Prev: Does entropy ever fall out of a good hash function?
Next: Introducing dynamics into block encryptions
From: Boon on 1 Mar 2010 10:43 Carsten Krueger wrote: > If it's AES, compare it with Diskcryptor 0.9 (beta) > It's the fastest AES version I'm aware of. http://diskcryptor.net/index.php/DiskCryptor_en#Performance 104 MB/s @ 2.4 GHz = 23 cycles per byte Intel's AES-specific instructions (AES-NI) are 5-10 times faster. http://en.wikipedia.org/wiki/AES_instruction_set http://software.intel.com/en-us/articles/intel-advanced-encryption-standard-aes-instructions-set/ Regards.
From: Harold Johanssen on 1 Mar 2010 18:59 On Mon, 01 Mar 2010 16:43:00 +0100, Boon wrote: > Carsten Krueger wrote: > >> If it's AES, compare it with Diskcryptor 0.9 (beta) It's the fastest >> AES version I'm aware of. > > http://diskcryptor.net/index.php/DiskCryptor_en#Performance > > 104 MB/s @ 2.4 GHz = 23 cycles per byte > > Intel's AES-specific instructions (AES-NI) are 5-10 times faster. > > http://en.wikipedia.org/wiki/AES_instruction_set > http://software.intel.com/en-us/articles/intel-advanced-encryption- standard-aes-instructions-set/ > > Regards. I have heard of an implementation on Core 2, by Kasper and Schwabe, getting 7.59 cycles per byte. That's nowhere near 5 times faster. Are they not using the AES-NI instructions?
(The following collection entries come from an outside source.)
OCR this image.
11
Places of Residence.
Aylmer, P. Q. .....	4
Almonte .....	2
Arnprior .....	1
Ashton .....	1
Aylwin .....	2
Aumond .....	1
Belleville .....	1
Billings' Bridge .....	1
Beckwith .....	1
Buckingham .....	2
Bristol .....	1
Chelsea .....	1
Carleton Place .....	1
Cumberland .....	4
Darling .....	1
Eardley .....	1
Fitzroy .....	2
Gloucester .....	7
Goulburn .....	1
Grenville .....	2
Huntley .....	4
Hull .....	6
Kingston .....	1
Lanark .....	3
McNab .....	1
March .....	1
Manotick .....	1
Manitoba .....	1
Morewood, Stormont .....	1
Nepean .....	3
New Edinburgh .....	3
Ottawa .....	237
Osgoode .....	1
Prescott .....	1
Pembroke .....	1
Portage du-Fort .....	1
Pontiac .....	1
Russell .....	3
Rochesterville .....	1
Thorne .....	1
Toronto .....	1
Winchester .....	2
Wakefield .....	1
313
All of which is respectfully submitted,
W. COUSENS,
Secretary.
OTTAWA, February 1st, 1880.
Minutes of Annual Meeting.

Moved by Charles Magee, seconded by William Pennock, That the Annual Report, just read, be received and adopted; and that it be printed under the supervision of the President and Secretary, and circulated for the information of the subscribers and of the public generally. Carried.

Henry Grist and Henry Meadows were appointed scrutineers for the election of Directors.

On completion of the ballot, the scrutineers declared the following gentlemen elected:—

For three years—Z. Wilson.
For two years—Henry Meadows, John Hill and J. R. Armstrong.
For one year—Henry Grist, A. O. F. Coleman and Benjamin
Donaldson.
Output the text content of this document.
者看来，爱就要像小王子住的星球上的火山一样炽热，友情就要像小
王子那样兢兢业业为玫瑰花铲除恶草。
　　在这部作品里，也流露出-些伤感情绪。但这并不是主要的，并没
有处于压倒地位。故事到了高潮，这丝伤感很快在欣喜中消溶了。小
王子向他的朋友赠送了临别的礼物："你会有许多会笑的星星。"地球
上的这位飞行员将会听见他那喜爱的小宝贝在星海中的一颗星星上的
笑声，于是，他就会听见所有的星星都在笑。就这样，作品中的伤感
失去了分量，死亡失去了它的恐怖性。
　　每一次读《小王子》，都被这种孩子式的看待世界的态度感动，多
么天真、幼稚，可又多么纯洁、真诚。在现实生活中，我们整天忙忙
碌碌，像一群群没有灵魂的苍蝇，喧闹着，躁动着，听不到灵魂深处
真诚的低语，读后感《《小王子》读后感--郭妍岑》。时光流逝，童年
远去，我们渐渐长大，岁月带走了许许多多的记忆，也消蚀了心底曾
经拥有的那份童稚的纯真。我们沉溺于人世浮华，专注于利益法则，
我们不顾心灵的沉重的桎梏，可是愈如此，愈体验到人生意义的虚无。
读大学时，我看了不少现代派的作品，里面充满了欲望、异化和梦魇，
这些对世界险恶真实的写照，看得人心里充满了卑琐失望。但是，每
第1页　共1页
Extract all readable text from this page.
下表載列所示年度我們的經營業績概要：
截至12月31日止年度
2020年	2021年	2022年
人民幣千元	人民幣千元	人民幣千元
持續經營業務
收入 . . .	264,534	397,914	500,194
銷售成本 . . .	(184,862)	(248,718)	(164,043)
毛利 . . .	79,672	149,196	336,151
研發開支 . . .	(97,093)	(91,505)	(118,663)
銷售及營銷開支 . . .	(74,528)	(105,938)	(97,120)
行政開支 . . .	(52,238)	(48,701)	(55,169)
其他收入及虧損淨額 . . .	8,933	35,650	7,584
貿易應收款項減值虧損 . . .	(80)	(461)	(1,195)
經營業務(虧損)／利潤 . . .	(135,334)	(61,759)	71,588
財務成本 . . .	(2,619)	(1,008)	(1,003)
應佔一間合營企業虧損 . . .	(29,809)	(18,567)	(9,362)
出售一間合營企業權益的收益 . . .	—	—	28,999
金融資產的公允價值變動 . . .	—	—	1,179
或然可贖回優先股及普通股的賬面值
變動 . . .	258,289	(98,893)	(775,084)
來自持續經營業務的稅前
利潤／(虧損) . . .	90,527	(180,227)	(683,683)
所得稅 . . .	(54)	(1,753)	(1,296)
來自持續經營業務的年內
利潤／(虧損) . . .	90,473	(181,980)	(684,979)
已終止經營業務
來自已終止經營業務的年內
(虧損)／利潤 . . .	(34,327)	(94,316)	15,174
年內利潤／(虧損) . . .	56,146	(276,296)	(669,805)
From: Paul Rubin on 1 Mar 2010 20:10 Harold Johanssen <noemail(a)please.net> writes: > I have heard of an implementation on Core 2, by Kasper and > Schwabe, getting 7.59 cycles per byte. That's nowhere near 5 times > faster. Are they not using the AES-NI instructions? That might be a bit-slice implementation; I've never heard of a conventional one that fast. AES-NI is a Clarkdale+ feature (i.e. very recent) and Core 2 doesn't have it.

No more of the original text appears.